Nobody understood better than Jack Valenti the mind-set of powerful people. He began as an ad man in Texas, where he met Lyndon Johnson. When LBJ was tapped as vice president, Valenti went to work in the Kennedy White House. He was the quintessential staff man, bowing to the wishes of a boss who could be crude and overbearing—while never losing his own courtly bearing. Valenti was in the motorcade that fateful day in Dallas, dispatched by LBJ to handle press relations, when President Kennedy was shot. Valenti was there when Johnson took the oath of office aboard Air Force One, captured in the frame along with the grieving widow, Jackie Kennedy.

And he shepherded Johnson through those first tense years, doing everything from taking notes in confidential meetings to acting as a conduit between the rival Kennedy and Johnson factions within the administration. His devotion to Johnson was so complete that much of official Washington dismissed him as a sycophant. But his ties to LBJ helped attract the attention of Lou Wasserman, president of MCA/Universal Studios and a major Democratic donor, who recruited Valenti to head the Motion Picture Association of America--a job Valenti held from 1966 until he stepped down in 2004. Johnson gave his go-ahead to "hire my boy, Jack," but warned Wasserman in a legendary phone call, "as long as I'm president, remember, he's working for me."

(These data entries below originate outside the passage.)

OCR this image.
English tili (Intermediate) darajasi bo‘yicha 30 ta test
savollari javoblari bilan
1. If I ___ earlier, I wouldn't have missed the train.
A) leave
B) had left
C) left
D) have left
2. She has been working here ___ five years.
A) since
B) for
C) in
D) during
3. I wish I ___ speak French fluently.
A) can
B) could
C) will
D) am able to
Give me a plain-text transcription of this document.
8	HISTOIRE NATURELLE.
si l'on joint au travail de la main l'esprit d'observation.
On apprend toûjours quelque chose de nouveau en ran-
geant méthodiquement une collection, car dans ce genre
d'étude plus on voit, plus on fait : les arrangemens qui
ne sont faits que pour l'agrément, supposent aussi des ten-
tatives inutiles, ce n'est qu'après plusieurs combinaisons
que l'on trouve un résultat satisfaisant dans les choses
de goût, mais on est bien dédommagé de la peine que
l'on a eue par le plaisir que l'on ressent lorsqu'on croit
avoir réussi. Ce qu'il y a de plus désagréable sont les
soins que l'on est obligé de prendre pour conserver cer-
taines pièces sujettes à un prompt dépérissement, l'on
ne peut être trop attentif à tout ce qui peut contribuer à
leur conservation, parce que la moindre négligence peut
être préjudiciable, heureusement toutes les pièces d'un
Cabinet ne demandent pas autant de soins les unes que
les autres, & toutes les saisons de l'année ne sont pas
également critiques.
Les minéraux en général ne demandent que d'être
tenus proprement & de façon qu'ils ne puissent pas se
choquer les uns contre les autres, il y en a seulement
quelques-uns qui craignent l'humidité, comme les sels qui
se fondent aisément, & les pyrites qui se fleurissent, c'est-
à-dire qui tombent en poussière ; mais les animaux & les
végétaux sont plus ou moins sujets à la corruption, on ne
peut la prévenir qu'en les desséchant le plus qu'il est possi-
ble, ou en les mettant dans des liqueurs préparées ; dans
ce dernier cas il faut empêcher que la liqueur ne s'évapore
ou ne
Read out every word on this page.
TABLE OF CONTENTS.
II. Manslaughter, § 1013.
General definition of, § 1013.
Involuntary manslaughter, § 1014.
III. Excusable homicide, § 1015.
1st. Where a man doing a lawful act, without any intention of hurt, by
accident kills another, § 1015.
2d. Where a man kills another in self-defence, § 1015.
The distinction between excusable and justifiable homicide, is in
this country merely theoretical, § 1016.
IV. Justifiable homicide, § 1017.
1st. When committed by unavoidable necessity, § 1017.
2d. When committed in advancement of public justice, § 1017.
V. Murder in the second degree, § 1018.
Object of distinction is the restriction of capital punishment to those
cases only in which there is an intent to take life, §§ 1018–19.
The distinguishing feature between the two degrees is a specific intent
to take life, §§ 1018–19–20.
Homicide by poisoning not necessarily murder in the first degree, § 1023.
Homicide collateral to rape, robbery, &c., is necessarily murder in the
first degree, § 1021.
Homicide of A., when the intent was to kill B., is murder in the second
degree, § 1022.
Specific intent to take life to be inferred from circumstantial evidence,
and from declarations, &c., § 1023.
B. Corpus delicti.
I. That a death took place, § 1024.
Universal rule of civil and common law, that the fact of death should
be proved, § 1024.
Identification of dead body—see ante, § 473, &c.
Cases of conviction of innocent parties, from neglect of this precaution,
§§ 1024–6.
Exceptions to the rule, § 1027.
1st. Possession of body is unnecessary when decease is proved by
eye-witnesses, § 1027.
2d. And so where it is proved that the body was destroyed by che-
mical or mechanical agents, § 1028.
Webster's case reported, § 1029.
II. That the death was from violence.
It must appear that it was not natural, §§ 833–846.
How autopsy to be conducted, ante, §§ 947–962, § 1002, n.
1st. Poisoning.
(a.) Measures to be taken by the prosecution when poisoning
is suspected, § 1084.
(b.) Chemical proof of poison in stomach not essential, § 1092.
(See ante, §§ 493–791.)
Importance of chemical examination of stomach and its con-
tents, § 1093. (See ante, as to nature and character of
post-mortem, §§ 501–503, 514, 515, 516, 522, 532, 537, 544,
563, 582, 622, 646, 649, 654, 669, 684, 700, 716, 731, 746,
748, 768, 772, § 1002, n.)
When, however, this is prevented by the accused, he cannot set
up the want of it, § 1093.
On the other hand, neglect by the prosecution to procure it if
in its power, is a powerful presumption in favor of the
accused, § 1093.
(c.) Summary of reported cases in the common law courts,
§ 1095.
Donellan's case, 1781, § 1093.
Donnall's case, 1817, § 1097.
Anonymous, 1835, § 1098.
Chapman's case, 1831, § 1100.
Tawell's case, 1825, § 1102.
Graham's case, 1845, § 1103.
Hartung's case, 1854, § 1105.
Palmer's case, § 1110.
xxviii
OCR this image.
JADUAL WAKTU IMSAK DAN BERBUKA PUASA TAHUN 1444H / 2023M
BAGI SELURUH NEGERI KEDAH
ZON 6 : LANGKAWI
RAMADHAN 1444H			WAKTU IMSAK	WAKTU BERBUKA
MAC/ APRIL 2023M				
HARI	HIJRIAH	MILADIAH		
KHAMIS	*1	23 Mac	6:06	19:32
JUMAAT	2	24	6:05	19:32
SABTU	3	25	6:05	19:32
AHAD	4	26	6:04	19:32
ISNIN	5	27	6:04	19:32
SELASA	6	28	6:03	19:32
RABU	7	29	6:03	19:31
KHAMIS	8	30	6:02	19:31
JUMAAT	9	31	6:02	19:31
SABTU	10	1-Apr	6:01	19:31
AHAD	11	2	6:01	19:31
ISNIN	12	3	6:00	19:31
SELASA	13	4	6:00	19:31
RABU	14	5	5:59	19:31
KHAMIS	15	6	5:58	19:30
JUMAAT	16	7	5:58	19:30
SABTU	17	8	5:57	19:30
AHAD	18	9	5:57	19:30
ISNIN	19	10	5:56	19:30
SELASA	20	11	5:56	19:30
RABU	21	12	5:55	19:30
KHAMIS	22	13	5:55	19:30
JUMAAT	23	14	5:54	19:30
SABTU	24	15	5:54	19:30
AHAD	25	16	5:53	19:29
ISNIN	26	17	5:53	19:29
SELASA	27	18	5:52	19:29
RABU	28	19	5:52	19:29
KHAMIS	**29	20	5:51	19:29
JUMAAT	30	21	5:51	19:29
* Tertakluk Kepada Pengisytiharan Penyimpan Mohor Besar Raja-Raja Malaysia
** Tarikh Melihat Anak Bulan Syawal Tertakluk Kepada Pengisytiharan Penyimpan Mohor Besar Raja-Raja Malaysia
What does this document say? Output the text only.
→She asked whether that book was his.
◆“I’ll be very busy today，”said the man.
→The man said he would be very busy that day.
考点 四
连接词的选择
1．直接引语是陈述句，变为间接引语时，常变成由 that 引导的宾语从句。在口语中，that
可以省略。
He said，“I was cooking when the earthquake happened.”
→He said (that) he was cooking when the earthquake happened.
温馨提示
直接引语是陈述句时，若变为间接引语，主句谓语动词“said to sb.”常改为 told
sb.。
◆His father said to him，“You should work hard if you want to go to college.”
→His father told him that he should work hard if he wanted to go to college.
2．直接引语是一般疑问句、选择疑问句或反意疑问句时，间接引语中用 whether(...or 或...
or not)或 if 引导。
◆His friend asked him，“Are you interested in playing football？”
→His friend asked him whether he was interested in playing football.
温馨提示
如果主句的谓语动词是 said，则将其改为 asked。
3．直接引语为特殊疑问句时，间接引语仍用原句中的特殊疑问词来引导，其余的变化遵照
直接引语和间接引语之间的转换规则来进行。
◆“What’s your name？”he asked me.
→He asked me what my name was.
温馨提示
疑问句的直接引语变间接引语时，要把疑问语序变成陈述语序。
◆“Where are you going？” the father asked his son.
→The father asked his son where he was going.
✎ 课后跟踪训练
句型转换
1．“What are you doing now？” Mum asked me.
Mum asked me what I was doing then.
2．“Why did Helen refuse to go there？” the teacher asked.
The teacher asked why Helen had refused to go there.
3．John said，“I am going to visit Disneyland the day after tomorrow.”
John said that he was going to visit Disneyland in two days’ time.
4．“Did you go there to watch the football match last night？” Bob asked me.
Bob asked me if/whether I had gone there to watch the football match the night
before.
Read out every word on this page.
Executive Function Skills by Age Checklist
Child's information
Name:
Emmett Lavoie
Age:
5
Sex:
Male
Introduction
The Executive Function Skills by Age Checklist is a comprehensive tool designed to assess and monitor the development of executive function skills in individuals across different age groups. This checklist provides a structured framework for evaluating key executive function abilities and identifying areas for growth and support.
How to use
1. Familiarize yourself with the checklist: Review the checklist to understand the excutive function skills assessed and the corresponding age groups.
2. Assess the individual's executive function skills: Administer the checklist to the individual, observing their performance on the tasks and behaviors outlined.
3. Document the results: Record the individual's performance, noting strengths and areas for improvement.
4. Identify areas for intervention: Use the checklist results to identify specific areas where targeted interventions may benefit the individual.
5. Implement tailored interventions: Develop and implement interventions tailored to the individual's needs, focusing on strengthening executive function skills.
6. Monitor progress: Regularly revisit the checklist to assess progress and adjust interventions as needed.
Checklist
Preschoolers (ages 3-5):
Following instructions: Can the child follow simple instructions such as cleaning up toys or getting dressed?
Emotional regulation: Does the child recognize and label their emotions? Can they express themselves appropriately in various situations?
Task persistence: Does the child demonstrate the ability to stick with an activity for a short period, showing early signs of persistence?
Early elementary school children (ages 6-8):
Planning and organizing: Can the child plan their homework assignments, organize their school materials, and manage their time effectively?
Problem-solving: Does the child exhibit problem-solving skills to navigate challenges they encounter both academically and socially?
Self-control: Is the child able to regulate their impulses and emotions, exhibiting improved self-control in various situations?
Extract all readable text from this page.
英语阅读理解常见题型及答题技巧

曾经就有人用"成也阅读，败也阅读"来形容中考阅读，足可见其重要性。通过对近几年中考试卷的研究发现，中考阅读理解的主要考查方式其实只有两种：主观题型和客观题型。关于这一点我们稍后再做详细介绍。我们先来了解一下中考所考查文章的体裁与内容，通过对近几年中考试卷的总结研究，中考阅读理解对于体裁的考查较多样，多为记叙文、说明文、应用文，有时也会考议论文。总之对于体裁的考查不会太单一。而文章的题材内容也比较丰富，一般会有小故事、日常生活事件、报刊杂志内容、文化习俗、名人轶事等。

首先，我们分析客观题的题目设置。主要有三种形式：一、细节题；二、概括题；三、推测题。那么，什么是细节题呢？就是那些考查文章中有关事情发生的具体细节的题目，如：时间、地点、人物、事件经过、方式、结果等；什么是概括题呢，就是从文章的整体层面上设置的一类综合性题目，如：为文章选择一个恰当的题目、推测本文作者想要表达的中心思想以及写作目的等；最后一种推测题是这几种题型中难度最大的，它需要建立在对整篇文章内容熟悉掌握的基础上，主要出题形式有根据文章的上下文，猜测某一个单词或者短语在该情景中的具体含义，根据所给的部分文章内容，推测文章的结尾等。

Washingtonians remember him for the screenings he presided over at the MPAA headquarters. The food was good, the atmosphere intimate and Valenti got what he needed out of the city's power brokers. When restrictive legislation loomed in 1968 to curb Hollywood's appetite for sex and violence, he created the movie-ratings system that is still in place today. He took heat for that among his Hollywood clients but persuaded them that he had shielded them from far worse fates.

Valenti may have started as a courtier, but he did it with grace and charm, and he soon became a presence in Washington in his own right. He was old-fashioned and personal in the way he conducted business. "He knew everything about your family before he got to the 'ask,' as we say in lobbying," says Mark Siegel, a Washington lobbyist. "He would charm your pants off." Republicans loved him along with Democrats. While diminutive in physical stature, Valenti had an outsized personality and presence. He had it written into his contract that he would appear live each year at the Oscars, and when he flew to Europe, it was almost always on the Concorde. He was a small man who was larger than life. And if you watched "American Idol" this week, among the pop singers and movie actors each belting out a line from the 1970s hit, "Stayin' Alive," there was Jack Valenti doing his part, the only figure not instantly recognizable but the one certain to endure.